北海道旭川工業高校 情報技術科教諭
下村幸広
電子回路を学ぶ高校生の目標になる大会が二つある、一つは、今年は11月に札幌市で開催される高校生ものづくりコンテストの「電子回路組立」。もう一つは、8月7~8日に宇都宮市で開催された若年者ものづくり競技大会の「電子回路組立て」だ。
若年者ものづくり競技大会は、20歳以下で企業に所属していない若者が学校などで学んでいる技能を競う場として設けられ、今回で11回目を迎える。主催は厚生労働省と国内最大の技能大会である技能五輪を主催する職業能力開発協会で、技能五輪に準じた課題が出題され、この点は授業の延長線上にある高校生ものづくりコンテストとは趣が異なる。

「電子回路組立て」の出場者は、全国各ブロックの予選を勝ち上がった工業高校生10名と、都道府県の職業能力開発協会が推薦した14名の計24名。過去10回の結果をみると、高校生の優勝が8回と圧倒していて、高校生に分がある。今年の顔ぶれは、常連校の旭川工業高校、小野工業高校、松山工業高校、鶴崎工業高校のほか、初出場の高校勢、そして18歳以上の職業訓練各大学校の精鋭たちだ。やはり今回も、各地区でのし烈な予選を戦ってきた高校勢に分があると考えていいだろう。
この大会では、運営スタッフや学校関係者以外にも、社内に技能五輪チームをもっている自動車メーカーやカメラメーカーが視察に訪れ、指導者と名刺を交換する姿をよく見かける。実際、ここで活躍した選手は企業の技能五輪チームに所属して競技を続けることが多く、たとえば昨年、ブラジル・サンパウロで開催された第43回技能五輪国際大会の電子機器組立てで優勝した今多和歩選手(札幌国際情報高校出身)は、第7回の若年者ものづくり競技大会の準優勝者だ。
リオオリンピックのメダルラッシュに沸く8月8日午前8時50分、4時間の競技が始まった。「電子回路組立て」は、前半は電子回路の製作、後半は作成した電子回路用を制御するプログラムの作成と、まったく異なる技能を組み合わせた、いわゆる組込み技術を競う競技だ。

選手の途中順位は作業の様子から推し量るしかないが、唯一はっきりとわかるのは電子回路製作完了の順番である。競技開始スタートから40分過ぎ、電子回路製作を最初に終えたのは、松山工業高校の北本悠真選手だった。ほどなく旭川工業高校の帯川留維選手、高岡工芸高校の竹田亮太選手と続いた。今年もやはり高校生が強いようだ。
北本選手はプログラム課題も順調にこなし、翌日の結果発表で見事金賞(優勝)/厚生労働大臣賞に輝いた。

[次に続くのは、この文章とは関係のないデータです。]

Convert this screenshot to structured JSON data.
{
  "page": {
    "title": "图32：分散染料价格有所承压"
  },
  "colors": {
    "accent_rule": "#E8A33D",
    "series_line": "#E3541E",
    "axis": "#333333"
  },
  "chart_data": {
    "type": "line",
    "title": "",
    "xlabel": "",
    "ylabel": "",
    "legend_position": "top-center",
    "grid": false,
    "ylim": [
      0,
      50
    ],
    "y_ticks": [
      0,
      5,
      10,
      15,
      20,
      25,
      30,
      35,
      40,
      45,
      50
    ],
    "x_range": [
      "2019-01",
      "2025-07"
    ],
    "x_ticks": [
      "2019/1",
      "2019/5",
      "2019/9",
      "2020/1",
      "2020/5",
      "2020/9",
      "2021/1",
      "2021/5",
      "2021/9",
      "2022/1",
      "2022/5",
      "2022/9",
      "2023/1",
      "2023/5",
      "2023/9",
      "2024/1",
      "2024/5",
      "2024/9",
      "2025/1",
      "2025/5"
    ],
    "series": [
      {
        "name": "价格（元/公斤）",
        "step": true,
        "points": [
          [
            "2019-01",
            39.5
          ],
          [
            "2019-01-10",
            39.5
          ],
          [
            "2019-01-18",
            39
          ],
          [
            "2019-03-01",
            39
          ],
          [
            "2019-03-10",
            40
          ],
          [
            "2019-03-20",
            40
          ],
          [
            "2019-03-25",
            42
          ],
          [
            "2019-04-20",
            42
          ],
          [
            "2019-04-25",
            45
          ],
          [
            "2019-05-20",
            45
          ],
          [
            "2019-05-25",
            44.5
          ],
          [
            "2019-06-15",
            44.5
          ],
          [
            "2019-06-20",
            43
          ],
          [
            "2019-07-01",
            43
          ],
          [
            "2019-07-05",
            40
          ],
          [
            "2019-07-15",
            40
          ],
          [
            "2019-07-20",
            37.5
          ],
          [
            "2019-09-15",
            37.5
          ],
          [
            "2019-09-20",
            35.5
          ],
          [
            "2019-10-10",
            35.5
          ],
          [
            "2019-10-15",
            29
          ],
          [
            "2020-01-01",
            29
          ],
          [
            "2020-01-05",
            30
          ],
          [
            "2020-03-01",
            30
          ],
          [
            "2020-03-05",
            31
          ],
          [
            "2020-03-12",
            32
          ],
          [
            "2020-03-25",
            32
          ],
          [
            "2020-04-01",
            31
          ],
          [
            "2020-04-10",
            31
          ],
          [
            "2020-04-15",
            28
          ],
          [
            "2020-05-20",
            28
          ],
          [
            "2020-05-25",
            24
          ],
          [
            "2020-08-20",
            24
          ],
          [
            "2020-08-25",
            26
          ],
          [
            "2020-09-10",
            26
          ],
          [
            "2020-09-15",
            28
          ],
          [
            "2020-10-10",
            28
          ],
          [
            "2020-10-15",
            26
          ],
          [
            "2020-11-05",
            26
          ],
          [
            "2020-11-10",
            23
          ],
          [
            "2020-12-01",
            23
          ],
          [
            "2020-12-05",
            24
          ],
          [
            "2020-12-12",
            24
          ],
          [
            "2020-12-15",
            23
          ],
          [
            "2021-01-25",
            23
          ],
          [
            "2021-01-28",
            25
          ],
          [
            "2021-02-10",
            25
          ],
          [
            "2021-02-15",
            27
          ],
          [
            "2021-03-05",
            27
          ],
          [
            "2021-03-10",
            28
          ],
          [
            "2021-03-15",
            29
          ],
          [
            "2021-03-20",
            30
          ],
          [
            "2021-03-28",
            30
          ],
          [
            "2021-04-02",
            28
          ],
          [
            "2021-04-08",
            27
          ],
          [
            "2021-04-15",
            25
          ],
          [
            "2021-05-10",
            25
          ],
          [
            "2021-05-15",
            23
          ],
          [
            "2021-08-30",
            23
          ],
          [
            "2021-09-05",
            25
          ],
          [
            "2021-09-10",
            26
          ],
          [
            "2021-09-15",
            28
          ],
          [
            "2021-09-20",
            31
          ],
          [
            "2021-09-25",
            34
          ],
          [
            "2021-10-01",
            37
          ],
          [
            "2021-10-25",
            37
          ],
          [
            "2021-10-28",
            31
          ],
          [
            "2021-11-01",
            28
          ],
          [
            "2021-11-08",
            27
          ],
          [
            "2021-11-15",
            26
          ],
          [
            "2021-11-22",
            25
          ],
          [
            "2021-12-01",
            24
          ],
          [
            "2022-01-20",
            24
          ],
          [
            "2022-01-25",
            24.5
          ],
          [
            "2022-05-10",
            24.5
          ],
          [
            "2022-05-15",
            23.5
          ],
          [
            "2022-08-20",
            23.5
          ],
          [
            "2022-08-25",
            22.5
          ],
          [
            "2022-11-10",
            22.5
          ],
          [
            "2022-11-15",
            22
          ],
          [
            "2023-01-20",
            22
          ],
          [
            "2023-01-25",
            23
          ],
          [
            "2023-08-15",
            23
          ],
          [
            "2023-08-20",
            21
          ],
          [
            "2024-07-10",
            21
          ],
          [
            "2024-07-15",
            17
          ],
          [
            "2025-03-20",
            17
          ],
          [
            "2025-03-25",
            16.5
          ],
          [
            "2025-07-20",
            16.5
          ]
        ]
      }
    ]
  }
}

競技前日、北本選手を指導している山岸貴弘教諭に話をうかがう機会があって、「選手のできには自信がある」と言っておられたが、それが現実のものになった。日頃の努力が実った瞬間である。
会場の別室では、同じIT系競技の「ITネットワークシステム管理」も行われた。こちらは出場選手17名中、高校生は2名と、高校生が活躍する「電子回路組立て」とはまったく違う様相だった。出場枠が1県1名になり、高校生には敷居の高い大会になってしまったのが残念である。ネットワークやサーバーに興味をもつ高校生の目標となるべく、「電子回路組立て」同様、高校生出場枠を設けてほしいものである。
選手たちは全身全霊をかけてこの大会に臨んでいる。指導・支援する先生方の労力は並大抵ではない。この大会を通して、日本のものづくりはそれを支える先生方の奉仕によって成り立っていることをあらためて痛感した。多くの若者がものづくりに興味をもち、切磋琢磨しながら、ライバルよりよいものをつくりあげる――大会の目的は概ね達成できている。そんな感想を抱いた。